Welcome to Apache Spark series. In this post, you going to know whether Apache Spark is faster than Hadoop.

Let us understand the basics first.

Hadoop contains two components. Hadoop filesystem and MapReduce.

MapReduce is a framework to process the data.We can write batch jobs using Hadoop MapReduce.

Apache spark is a in-memory data processing engine.We can write both batch as well as real time processing jobs.

Now coming to the question. Whether Apache Spark is faster than Hadoop?

The answer is Yes! Apache Spark is faster than Hadoop MapReduce.

We all want our big chunk of data to be processed very fast. To visualize the data, we need a framework or mechanism to process the data very quickly. We have a Hadoop MapReduce framework which processes the data in parallel and provides us the result. But is it really fast? The answer is no. The reason is, MapReduce makes multiple reads and writes to store the intermediate results of mapper and reducer. Thus, it makes it slow to process the data. The solution is Apache Spark. Yes!!! Apache Spark is 100X lightning faster than Hadoop MapReduce.This is one of the key features of Apache Spark.

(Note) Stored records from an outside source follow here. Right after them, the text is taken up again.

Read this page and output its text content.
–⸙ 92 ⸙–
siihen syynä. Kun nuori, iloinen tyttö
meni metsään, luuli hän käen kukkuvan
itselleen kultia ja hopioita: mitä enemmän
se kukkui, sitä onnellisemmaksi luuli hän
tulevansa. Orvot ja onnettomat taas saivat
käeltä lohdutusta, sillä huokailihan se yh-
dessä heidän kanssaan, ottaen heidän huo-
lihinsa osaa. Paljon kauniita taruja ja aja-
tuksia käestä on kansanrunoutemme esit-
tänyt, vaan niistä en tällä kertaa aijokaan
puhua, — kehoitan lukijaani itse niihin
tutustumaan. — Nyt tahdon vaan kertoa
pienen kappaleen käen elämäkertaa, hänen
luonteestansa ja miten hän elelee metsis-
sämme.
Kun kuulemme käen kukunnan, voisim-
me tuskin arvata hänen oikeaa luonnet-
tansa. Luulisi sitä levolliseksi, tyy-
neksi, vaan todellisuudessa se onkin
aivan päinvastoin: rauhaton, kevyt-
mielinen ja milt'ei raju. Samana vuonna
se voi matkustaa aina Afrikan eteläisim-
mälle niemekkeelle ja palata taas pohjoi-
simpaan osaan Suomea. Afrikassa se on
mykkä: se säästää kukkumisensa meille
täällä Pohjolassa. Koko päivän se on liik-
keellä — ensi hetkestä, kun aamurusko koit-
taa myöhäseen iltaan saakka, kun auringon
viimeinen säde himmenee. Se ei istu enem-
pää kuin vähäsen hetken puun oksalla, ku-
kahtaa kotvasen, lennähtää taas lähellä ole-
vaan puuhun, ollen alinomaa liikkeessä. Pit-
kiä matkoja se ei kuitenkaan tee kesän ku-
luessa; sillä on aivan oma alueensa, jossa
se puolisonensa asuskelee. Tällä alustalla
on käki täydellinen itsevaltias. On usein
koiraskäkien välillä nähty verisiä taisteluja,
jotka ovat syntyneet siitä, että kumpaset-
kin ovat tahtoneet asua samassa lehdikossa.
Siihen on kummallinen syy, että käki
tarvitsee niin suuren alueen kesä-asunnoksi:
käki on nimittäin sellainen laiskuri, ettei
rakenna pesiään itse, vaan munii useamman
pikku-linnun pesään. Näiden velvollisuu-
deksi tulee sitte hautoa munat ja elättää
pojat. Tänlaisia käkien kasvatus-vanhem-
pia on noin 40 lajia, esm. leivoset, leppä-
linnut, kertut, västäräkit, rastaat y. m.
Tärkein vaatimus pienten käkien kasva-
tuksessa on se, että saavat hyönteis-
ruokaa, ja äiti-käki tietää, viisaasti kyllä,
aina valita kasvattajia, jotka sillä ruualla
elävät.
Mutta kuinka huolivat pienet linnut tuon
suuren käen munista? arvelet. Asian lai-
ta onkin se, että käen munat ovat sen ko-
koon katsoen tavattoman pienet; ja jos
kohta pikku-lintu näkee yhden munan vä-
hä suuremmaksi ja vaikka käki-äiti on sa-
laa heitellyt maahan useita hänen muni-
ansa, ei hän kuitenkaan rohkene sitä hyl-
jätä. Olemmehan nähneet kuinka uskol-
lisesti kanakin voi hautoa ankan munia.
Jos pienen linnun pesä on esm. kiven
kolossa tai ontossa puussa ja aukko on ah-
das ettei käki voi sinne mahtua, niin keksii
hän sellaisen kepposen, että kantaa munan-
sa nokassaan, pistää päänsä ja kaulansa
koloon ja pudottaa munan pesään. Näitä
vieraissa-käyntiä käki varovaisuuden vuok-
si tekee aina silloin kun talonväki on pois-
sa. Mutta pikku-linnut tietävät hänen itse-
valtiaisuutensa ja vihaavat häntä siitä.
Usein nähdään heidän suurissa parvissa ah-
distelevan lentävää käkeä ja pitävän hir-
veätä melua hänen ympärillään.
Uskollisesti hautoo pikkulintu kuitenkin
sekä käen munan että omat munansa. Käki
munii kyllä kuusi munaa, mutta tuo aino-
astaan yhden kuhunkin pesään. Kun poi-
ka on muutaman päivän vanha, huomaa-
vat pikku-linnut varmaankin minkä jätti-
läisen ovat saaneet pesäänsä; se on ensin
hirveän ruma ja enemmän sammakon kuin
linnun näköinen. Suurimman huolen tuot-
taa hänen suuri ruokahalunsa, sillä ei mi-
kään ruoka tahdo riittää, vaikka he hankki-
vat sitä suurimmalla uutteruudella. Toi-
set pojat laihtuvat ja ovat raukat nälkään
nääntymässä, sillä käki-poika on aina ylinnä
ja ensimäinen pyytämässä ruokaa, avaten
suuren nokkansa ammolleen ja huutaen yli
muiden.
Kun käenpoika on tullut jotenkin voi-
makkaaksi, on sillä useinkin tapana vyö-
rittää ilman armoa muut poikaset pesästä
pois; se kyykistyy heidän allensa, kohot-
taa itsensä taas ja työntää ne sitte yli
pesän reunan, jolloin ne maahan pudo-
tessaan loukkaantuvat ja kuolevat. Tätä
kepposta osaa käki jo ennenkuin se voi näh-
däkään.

But How? It processes the data in-memory and only minimal I/O operations are performed when data spills overs. Intermediate data is stored in memory and data is spawned across the clusters to process them parallelly.

What if the size of data is more than the size of RAM(in-memory).In this case, spark writes the spillover data to disk. So only limited read and write is performed. Apache Spark is capable of providing real-time analytics at 100X speed than Hadoop MapReduce.